Servidores da Fazenda de SP no Centro do Esquema de Corrupção
Segundo as apurações, 16 dos alvos são servidores da Secretaria da Fazenda de São Paulo, incluindo funcionários ativos e aposentados. A investigação detalha que o esquema envolvia a expedição de ordens de serviço e fiscalização a agentes fiscais de renda, que também participavam do grupo. Estes servidores, em troca de vantagens ilícitas, ofereciam a venda de ‘serviços’ para o reconhecimento rápido de créditos de ICMS-ST e a diminuição de sanções administrativas, configurando um verdadeiro ‘jogo de cartas marcadas’.
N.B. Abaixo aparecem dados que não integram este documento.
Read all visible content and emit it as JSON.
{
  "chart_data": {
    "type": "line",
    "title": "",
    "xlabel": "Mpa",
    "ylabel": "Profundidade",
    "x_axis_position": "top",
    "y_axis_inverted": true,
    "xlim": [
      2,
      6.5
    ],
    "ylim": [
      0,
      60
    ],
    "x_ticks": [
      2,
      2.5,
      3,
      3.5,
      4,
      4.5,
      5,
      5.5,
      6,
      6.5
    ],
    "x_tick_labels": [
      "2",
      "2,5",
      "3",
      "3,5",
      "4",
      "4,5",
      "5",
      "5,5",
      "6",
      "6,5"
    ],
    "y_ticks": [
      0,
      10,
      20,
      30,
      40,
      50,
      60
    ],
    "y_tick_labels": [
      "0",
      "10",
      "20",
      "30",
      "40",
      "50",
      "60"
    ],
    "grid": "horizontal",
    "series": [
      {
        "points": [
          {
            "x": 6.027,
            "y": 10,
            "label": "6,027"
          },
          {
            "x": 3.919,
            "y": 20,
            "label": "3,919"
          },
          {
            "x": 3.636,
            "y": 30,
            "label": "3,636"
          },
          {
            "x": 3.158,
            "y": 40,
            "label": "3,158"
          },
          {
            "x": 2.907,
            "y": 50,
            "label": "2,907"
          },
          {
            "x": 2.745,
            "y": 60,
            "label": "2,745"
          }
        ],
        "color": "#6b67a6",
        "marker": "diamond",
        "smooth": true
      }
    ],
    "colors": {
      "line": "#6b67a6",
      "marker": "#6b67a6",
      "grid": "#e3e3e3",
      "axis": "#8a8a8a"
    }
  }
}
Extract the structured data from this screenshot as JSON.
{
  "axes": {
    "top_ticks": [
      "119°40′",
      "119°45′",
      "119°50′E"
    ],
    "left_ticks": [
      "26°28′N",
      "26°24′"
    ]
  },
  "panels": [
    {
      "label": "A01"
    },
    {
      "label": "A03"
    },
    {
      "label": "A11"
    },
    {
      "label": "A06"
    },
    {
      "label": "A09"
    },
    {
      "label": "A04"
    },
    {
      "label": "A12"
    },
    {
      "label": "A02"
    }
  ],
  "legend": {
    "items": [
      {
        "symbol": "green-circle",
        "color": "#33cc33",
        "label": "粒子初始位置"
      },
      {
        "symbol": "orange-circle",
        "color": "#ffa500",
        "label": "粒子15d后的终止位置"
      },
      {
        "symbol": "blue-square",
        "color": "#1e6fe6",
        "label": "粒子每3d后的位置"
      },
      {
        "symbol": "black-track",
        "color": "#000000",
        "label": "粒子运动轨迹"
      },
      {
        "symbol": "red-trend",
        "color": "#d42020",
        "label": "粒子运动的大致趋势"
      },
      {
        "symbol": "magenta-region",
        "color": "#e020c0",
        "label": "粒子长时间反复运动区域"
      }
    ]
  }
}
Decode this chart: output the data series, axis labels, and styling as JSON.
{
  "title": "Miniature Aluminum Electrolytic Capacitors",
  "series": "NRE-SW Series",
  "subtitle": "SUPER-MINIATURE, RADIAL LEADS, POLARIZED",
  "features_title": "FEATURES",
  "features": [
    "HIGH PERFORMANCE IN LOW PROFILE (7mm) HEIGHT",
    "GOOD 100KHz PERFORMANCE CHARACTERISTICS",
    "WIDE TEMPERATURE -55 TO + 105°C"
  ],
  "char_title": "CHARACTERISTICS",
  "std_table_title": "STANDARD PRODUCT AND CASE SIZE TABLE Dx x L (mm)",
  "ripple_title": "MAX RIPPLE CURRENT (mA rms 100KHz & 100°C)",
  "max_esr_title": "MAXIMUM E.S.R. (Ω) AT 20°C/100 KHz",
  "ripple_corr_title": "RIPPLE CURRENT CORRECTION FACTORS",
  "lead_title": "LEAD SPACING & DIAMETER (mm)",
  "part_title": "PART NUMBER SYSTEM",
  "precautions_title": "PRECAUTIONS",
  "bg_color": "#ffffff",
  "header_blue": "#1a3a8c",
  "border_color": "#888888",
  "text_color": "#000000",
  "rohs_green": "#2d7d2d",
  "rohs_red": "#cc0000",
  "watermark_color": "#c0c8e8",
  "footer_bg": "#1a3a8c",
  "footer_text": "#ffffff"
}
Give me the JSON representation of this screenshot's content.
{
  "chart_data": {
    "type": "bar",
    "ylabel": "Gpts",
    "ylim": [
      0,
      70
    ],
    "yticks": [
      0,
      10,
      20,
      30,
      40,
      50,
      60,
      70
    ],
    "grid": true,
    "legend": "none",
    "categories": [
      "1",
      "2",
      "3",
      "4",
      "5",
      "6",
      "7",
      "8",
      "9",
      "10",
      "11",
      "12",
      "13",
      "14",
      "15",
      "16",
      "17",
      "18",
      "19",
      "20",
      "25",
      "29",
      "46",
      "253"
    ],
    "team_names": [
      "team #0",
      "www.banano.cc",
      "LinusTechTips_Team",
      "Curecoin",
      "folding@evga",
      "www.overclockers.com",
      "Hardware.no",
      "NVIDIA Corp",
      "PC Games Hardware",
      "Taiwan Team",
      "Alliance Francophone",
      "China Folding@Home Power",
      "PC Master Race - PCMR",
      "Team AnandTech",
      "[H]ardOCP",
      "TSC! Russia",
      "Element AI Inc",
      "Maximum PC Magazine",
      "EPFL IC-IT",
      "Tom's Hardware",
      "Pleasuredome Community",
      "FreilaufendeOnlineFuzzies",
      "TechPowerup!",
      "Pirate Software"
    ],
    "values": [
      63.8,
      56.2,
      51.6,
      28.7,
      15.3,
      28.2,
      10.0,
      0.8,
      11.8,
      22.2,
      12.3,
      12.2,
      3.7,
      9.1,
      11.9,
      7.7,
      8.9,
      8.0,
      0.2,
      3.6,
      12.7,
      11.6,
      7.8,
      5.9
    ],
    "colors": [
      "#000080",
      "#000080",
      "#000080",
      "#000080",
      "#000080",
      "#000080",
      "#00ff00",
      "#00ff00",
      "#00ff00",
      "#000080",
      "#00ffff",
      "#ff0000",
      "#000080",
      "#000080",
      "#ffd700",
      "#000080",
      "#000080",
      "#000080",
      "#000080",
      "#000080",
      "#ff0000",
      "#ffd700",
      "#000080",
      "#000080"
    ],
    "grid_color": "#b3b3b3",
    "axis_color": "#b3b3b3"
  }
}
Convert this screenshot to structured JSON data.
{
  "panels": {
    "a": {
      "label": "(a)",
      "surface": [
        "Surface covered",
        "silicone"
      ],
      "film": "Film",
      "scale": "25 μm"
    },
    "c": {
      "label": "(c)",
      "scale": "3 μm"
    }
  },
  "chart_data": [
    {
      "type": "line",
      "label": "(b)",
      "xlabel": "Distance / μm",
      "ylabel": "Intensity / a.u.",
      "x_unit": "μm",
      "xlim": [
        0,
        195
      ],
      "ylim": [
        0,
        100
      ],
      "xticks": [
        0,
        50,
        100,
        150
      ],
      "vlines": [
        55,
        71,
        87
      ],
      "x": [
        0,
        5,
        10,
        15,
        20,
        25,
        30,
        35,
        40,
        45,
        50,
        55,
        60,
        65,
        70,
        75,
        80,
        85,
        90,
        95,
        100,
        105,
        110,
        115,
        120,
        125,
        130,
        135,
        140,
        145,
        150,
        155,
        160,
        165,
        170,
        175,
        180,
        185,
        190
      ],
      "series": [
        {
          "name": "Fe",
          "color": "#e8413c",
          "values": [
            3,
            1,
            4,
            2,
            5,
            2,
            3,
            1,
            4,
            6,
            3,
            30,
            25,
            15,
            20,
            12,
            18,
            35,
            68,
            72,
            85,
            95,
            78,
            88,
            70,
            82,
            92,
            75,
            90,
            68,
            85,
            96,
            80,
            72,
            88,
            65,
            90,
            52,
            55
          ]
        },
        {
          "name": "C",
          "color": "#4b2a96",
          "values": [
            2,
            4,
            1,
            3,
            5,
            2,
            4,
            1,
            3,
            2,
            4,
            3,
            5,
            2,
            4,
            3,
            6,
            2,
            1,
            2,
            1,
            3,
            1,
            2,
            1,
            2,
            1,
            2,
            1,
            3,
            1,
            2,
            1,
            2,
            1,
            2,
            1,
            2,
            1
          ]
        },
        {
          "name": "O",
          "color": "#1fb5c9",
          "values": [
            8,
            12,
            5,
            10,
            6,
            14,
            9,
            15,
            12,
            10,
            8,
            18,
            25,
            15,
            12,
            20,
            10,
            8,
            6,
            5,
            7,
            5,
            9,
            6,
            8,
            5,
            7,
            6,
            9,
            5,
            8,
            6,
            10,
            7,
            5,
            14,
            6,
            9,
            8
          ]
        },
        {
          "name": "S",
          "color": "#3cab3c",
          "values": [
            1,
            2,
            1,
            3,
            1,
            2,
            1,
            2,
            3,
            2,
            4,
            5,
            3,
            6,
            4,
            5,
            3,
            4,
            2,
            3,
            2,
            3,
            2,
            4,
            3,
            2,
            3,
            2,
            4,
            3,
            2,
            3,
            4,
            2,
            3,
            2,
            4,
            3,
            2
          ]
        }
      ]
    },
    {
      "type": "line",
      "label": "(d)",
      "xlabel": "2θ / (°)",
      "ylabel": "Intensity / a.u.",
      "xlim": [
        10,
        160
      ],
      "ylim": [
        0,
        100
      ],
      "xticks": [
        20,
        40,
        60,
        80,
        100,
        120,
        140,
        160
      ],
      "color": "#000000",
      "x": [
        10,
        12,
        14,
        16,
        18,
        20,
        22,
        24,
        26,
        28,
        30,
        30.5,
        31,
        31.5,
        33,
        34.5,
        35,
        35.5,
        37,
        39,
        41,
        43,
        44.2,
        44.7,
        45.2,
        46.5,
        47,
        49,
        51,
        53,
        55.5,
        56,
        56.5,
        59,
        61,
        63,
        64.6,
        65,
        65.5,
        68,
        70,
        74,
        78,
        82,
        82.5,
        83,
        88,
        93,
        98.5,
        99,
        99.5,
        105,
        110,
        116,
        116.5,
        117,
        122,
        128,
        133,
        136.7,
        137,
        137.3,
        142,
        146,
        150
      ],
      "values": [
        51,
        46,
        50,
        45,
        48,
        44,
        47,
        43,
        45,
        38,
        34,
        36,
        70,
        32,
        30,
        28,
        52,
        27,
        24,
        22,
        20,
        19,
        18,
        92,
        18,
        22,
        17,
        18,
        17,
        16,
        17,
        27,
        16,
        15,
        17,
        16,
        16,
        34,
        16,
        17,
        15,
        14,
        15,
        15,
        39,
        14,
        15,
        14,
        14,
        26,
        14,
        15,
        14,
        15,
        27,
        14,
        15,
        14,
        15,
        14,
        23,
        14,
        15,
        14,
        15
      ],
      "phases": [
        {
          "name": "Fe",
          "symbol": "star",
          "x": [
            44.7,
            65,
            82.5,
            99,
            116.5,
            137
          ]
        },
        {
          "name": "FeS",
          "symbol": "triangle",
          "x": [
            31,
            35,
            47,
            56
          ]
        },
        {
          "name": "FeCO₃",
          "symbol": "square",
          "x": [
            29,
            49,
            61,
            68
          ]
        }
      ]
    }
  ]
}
Desdobramento da Operação Ícaro Revela Complexidade do Esquema
A Fisco Paralelo é um desdobramento da Operação Ícaro, deflagrada em agosto de 2025, que já resultou na denúncia contra o empresário Sidney de Oliveira, dono do Grupo Ultrafarma. Ele é acusado de corrupção ativa por supostamente subornar auditores fiscais com propinas milionárias entre 2021 e 2025, em troca de ressarcimentos indevidos de ICMS-ST que somam R$ 327,1 milhões. Além de Oliveira, outros seis investigados foram denunciados, incluindo ex-auditores da Receita estadual, como Artur Gomes da Silva Neto, apontado como mentor de um esquema que teria arrecadado pelo menos R$ 1 bilhão em propinas de grandes varejistas.
MP Destaca Complexidade e Volume de Recursos Desviados
O Ministério Público ressalta que o esquema engendrado pelos investigados supera a concepção inicial em complexidade, número de agentes envolvidos, empresas beneficiadas e volume de recursos movimentados ilegalmente. Os promotores enfatizam que, enquanto o procedimento normal para a restituição de créditos fiscais é extremamente complexo e pode durar anos, neste esquema, o dinheiro saía rapidamente mediante o pagamento de propinas aos fiscais. A ação conta com o apoio do GAECO, CyberGAECO e do CIRA da Polícia Militar, evidenciando a gravidade e amplitude da investigação sobre o ‘fura-fila’ do ICMS em São Paulo.